Mali : Comment les ministres ont-ils été fixés sur leur sort ?
L’heure est à la contradiction au sujet de cette nouvelle démission du désormais ancien Premier ministre, Pinochet, celui-là même qui avait auparavant, au soir du 8 juin dernier, dans le cadre strict des principes républicains, présenté une première démission au Général Kénèkaraba. Pour ce coups-ci intervenu le jeudi 27 septembre, on rapporte que Pinochet, qui en avait marre depuis longtemps d’être le chef d’une équipe gouvernementale moribonde, est lui-même monté à Koulouba pour demander au maître des lieux, qui l’attendait sûrement, d’accepter en fin de compte une démission qui n’était plus qu’une affaire de temps. Pinochet sera venu brutalement voir le grand maître des lieux pour lui dire qu’il est de temps pour lui de raccrocher. L’homme à tempérament était si déterminé à avoir gain de cause que son interlocuteur n’a eu d’autre choix que de se rendre à l’évidence : une audience feutrée lui sera accordée à cet effet à l’issue de laquelle l’acte de démission sera officiellement remis au Général Kénèkaraba après bien sûr les salamalecs protocolaires. En toute convenance protocolaire, le maître des lieux a loué les qualités d’homme de son hôte.
Ce n’est qu’après l’étape de Koulouba que Pinochet foncera tout droit à la Primature où il convoquera, une fois arrivé sur place, tous les ministres de son gouvernement dont la plupart, en ce mois de carême, seront pris au dépourvu par la brutalité de la nouvelle.
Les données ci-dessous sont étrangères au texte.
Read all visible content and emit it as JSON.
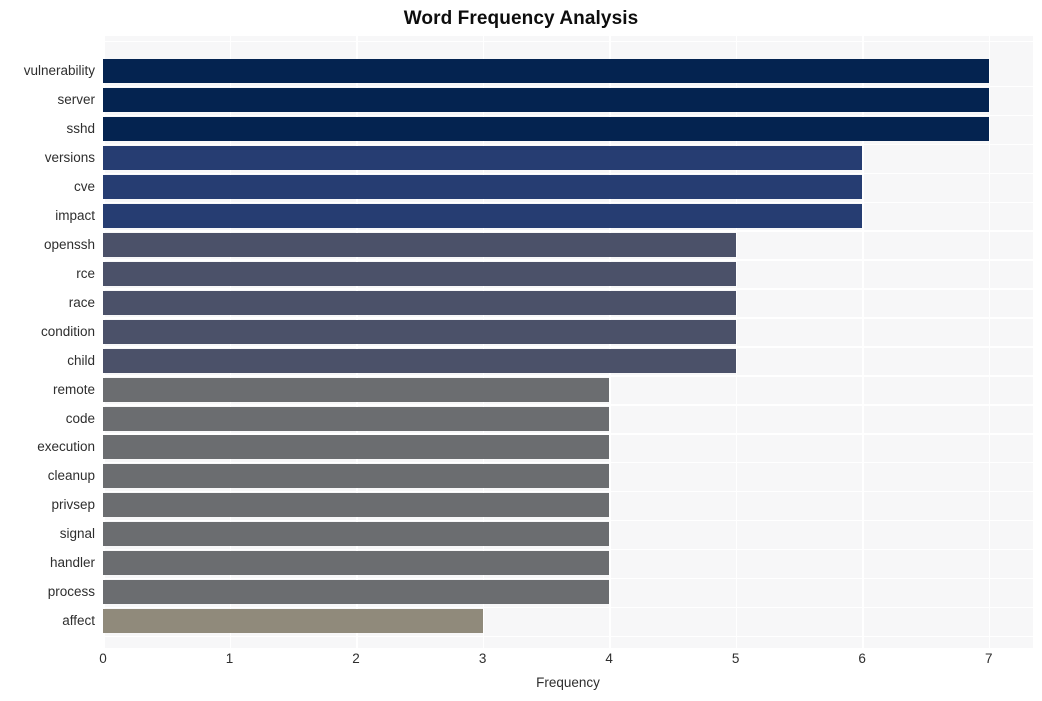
{
  "chart_data": {
    "type": "bar",
    "orientation": "horizontal",
    "title": "Word Frequency Analysis",
    "xlabel": "Frequency",
    "ylabel": "",
    "xlim": [
      0,
      7.35
    ],
    "xticks": [
      0,
      1,
      2,
      3,
      4,
      5,
      6,
      7
    ],
    "xtick_labels": [
      "0",
      "1",
      "2",
      "3",
      "4",
      "5",
      "6",
      "7"
    ],
    "grid": true,
    "legend": "none",
    "categories": [
      "vulnerability",
      "server",
      "sshd",
      "versions",
      "cve",
      "impact",
      "openssh",
      "rce",
      "race",
      "condition",
      "child",
      "remote",
      "code",
      "execution",
      "cleanup",
      "privsep",
      "signal",
      "handler",
      "process",
      "affect"
    ],
    "values": [
      7,
      7,
      7,
      6,
      6,
      6,
      5,
      5,
      5,
      5,
      5,
      4,
      4,
      4,
      4,
      4,
      4,
      4,
      4,
      3
    ],
    "bar_colors": [
      "#042350",
      "#042350",
      "#042350",
      "#263d72",
      "#263d72",
      "#263d72",
      "#4b5169",
      "#4b5169",
      "#4b5169",
      "#4b5169",
      "#4b5169",
      "#6b6d70",
      "#6b6d70",
      "#6b6d70",
      "#6b6d70",
      "#6b6d70",
      "#6b6d70",
      "#6b6d70",
      "#6b6d70",
      "#908a7b"
    ]
  },
  "style": {
    "plot_background": "#f7f7f8",
    "grid_color": "#ffffff",
    "page_background": "#ffffff",
    "text_color": "#2e2e2e",
    "title_color": "#0d0d0d"
  }
}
Est-ce vrai, comme les cancans le rapportent dans la ville, que les ministres n’étaient pas informés à l’avance de cette nouvelle démission les concernant ? En tout cas, ce jeudi 27 septembre à la Primature, tout s’accélère : les ministres convoqués d’urgence autour de leur chef démissionnaire, pour une réunion d’adieu, seront tenus informés de la nouvelle donne. Là aussi, salamalecs protocolaire. Pinochet, visiblement ému, traduira ses états d’âme à ses ministres, réunis autour de lui. Il en profitera pour apporter à chacun des membres du gouvernement, devenus à l’intervalle d’une courte séance présidentielle, des desormais ex-ministres, comme le lui avait demandé le Général Kénèkaraba, les remerciements chaleureux et fraternels du président de la Rue publique pour l’intensité du boulot déployé, tout au long de leur mandat, pour le bien-être collectif des citoyens. Qu’est-ce que les ministres ont répondu à ce clin d’œil d’usage présidentiel ? Nul ne le sait, car aucune information n’a filtré du conclave exclusivement réservé à Pinochet et à ses ministres, lesquels doivent désormais quitter leurs fonctions en laissant la place à de nouveaux titulaires de portefeuilles ministériels qui vont être nommés à ce poste tant convoité de chef départemental ministériel.
Mais toujours est-il qu’après la réunion d’adieu des ministres à la Primature, l’heure était à la surprise chez les désormais ex-chefs départementaux ministériels dont la plupart, comme cela a été rapporté par de nombreuses indiscrétions, sont sortis de la réunion d’un pas lent et mesuré avec le regard perdu dans l’infini, comme s’ils étaient mis devant le fait accompli. Par l’attitude de certains ministres, beaucoup de gens, ayant été les témoins oculaires de la sortie des ministres de leur réunion avec Pinochet, ont conclu à l’effet de surprise pour cette nouvelle démission. Tout indiquait selon toujours les mêmes indiscrétions que les ministres n’étaient pas véritablement imprégnés de la réalité des choses les concernant jusqu’à cette convocation à la Primature où il se sont précipités pour s’y être informés que c’était la fin d’un mandat pour eux et le début d’une nouvelle étape de gestion pour le pays.